Yakında her binanın bir enerji kimlik belgesi olacak. Bizim hedefimiz, pasif evler dediğimiz tam yalıtılmış evleri öne çıkarmak. Yani yalıtımı sadece cephe olarak düşünmeyeceğiz. Bina temelden çatıya kadar yalıtılacak; alternatif enerji kaynaklarını da kullanarak hiç doğalgaz ya da yakıt kullanmadan optimum biçimde ısınacak. Türkiye olarak yolun çok başındayız; öncelikle dış yalıtımın bir oturması gerek. Tahminim, bundan sonraki aşamanın kalınlıkların artması ve en nihayetinde de pasif evler olacağı yönünde.
Yalıtım sizce ne kadar doğru kavranıyor?
Piyasada çok bilgi kirliliği var; ‘şu yalıtım ürünü mü, yoksa bu mu?’ sorularıyla insanların kafaları karıştırılıyor. Hangi ürünü seçerseniz seçin, doğru zamanda doğru yerde kullanılması çok önemli. Bizim Beltherm olarak sloganımız, ‘ne soğuk ne sıcak’. Ayrıca ambalajlarımızın üzerinde de ‘soğuk ile sıcak arasındaki en kalın çizgi’ ibaresi yer alıyor. Katoloğumuzu hazırlarken de, sadece teknik elemanların anlayacağı bir içerik sunmaktansa, bir ustanın, bina yöneticisinin ya da ev hanımının da anlayabileceği şekilde olmasına özen gösterdik.

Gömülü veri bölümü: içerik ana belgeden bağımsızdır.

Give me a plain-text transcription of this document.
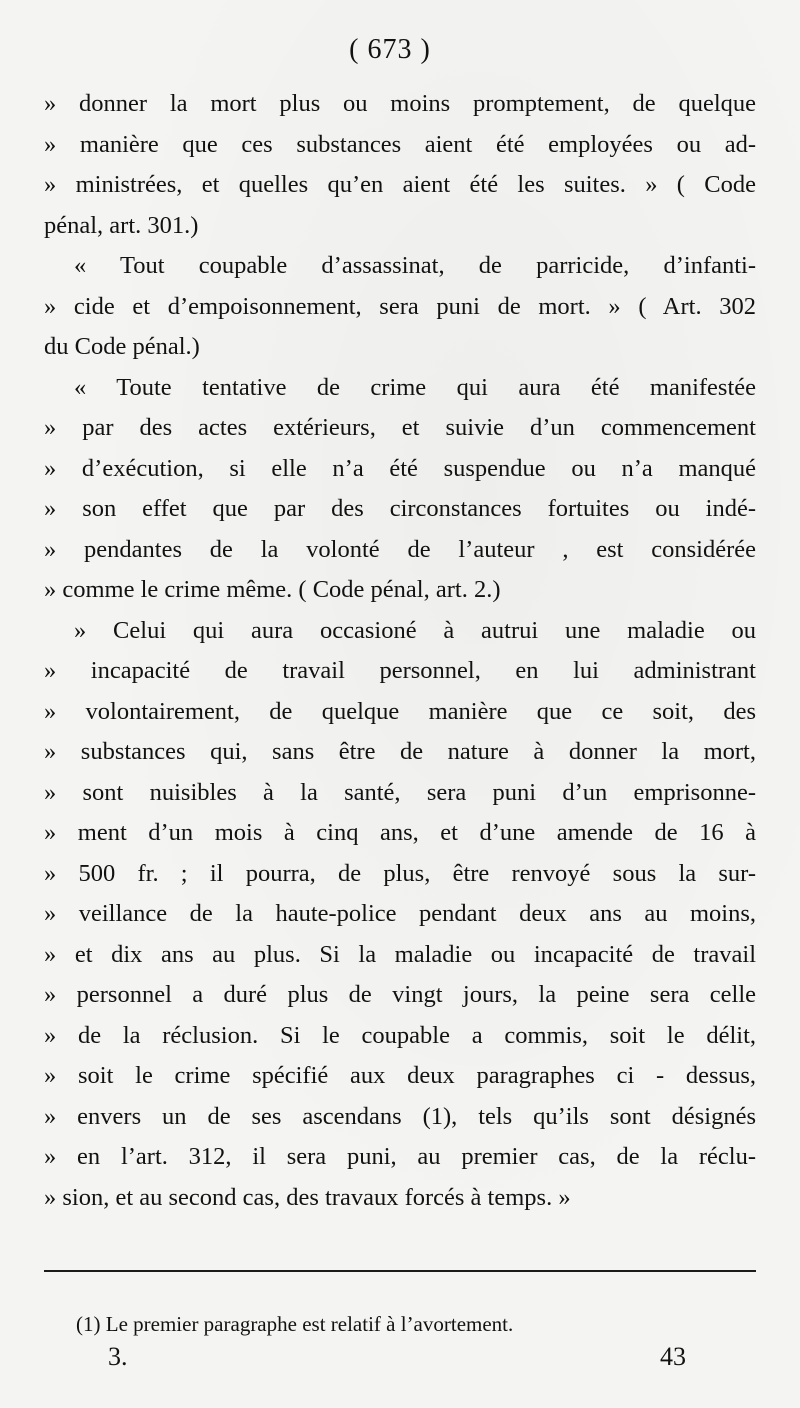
( 673 )
» donner la mort plus ou moins promptement, de quelque
» manière que ces substances aient été employées ou ad-
» ministrées, et quelles qu’en aient été les suites. » ( Code
pénal, art. 301.)
« Tout coupable d’assassinat, de parricide, d’infanti-
» cide et d’empoisonnement, sera puni de mort. » ( Art. 302
du Code pénal.)
« Toute tentative de crime qui aura été manifestée
» par des actes extérieurs, et suivie d’un commencement
» d’exécution, si elle n’a été suspendue ou n’a manqué
» son effet que par des circonstances fortuites ou indé-
» pendantes de la volonté de l’auteur , est considérée
» comme le crime même. ( Code pénal, art. 2.)
» Celui qui aura occasioné à autrui une maladie ou
» incapacité de travail personnel, en lui administrant
» volontairement, de quelque manière que ce soit, des
» substances qui, sans être de nature à donner la mort,
» sont nuisibles à la santé, sera puni d’un emprisonne-
» ment d’un mois à cinq ans, et d’une amende de 16 à
» 500 fr. ; il pourra, de plus, être renvoyé sous la sur-
» veillance de la haute-police pendant deux ans au moins,
» et dix ans au plus. Si la maladie ou incapacité de travail
» personnel a duré plus de vingt jours, la peine sera celle
» de la réclusion. Si le coupable a commis, soit le délit,
» soit le crime spécifié aux deux paragraphes ci - dessus,
» envers un de ses ascendans (1), tels qu’ils sont désignés
» en l’art. 312, il sera puni, au premier cas, de la réclu-
» sion, et au second cas, des travaux forcés à temps. »
(1) Le premier paragraphe est relatif à l’avortement.
3.	43
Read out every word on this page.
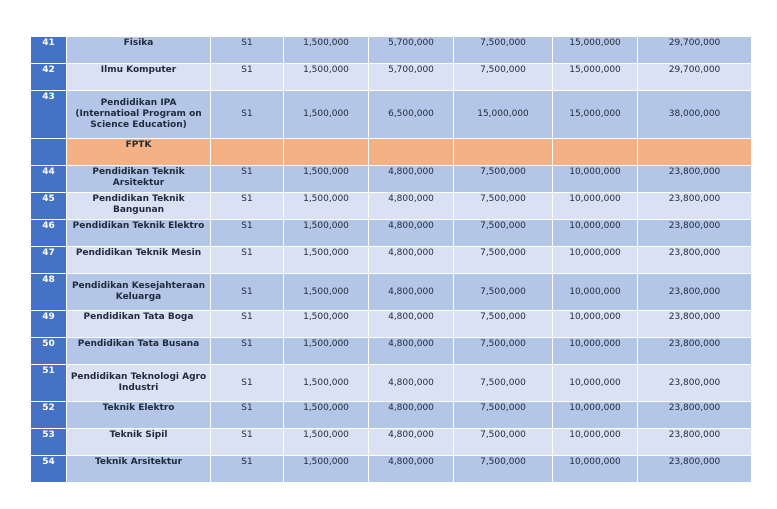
41	Fisika	S1	1,500,000	5,700,000	7,500,000	15,000,000	29,700,000
42	Ilmu Komputer	S1	1,500,000	5,700,000	7,500,000	15,000,000	29,700,000
43	Pendidikan IPA (Internatioal Program on Science Education)	S1	1,500,000	6,500,000	15,000,000	15,000,000	38,000,000
	FPTK						
44	Pendidikan Teknik Arsitektur	S1	1,500,000	4,800,000	7,500,000	10,000,000	23,800,000
45	Pendidikan Teknik Bangunan	S1	1,500,000	4,800,000	7,500,000	10,000,000	23,800,000
46	Pendidikan Teknik Elektro	S1	1,500,000	4,800,000	7,500,000	10,000,000	23,800,000
47	Pendidikan Teknik Mesin	S1	1,500,000	4,800,000	7,500,000	10,000,000	23,800,000
48	Pendidikan Kesejahteraan Keluarga	S1	1,500,000	4,800,000	7,500,000	10,000,000	23,800,000
49	Pendidikan Tata Boga	S1	1,500,000	4,800,000	7,500,000	10,000,000	23,800,000
50	Pendidikan Tata Busana	S1	1,500,000	4,800,000	7,500,000	10,000,000	23,800,000
51	Pendidikan Teknologi Agro Industri	S1	1,500,000	4,800,000	7,500,000	10,000,000	23,800,000
52	Teknik Elektro	S1	1,500,000	4,800,000	7,500,000	10,000,000	23,800,000
53	Teknik Sipil	S1	1,500,000	4,800,000	7,500,000	10,000,000	23,800,000
54	Teknik Arsitektur	S1	1,500,000	4,800,000	7,500,000	10,000,000	23,800,000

Biz, yalıtım ürünlerini ‘cephenizin çalışan elemanı’ olarak adlandırıyoruz. Verdiğiniz parayla, kendiniz ve aile bütçeniz, binanız için çalışan bir eleman tutmuş oluyorsunuz. Kimi ürünler vardır dekoratiftir; tercihte bulunabilirsiniz. Ama bu malzeme çok önemli. 2 – 5 yıl içinde verdiğiniz parayı amorti ediyor, 5 yıldan sonra da sizin cebinize para koyuyor. Geçenlerde derneğimizde Almanya’da 60 yıl önce yapılmış bir uygulama incelendi; hiçbir sorunla karşılaşılmadı. Uygulama iyi yapılmışsa ve çok direkt su almıyorsa, bina ömrü kadar kullanım ömrü olduğunu söyleyebiliriz. Tek yapmanız gereken, soldukça dış kat boyanızı yenilemek.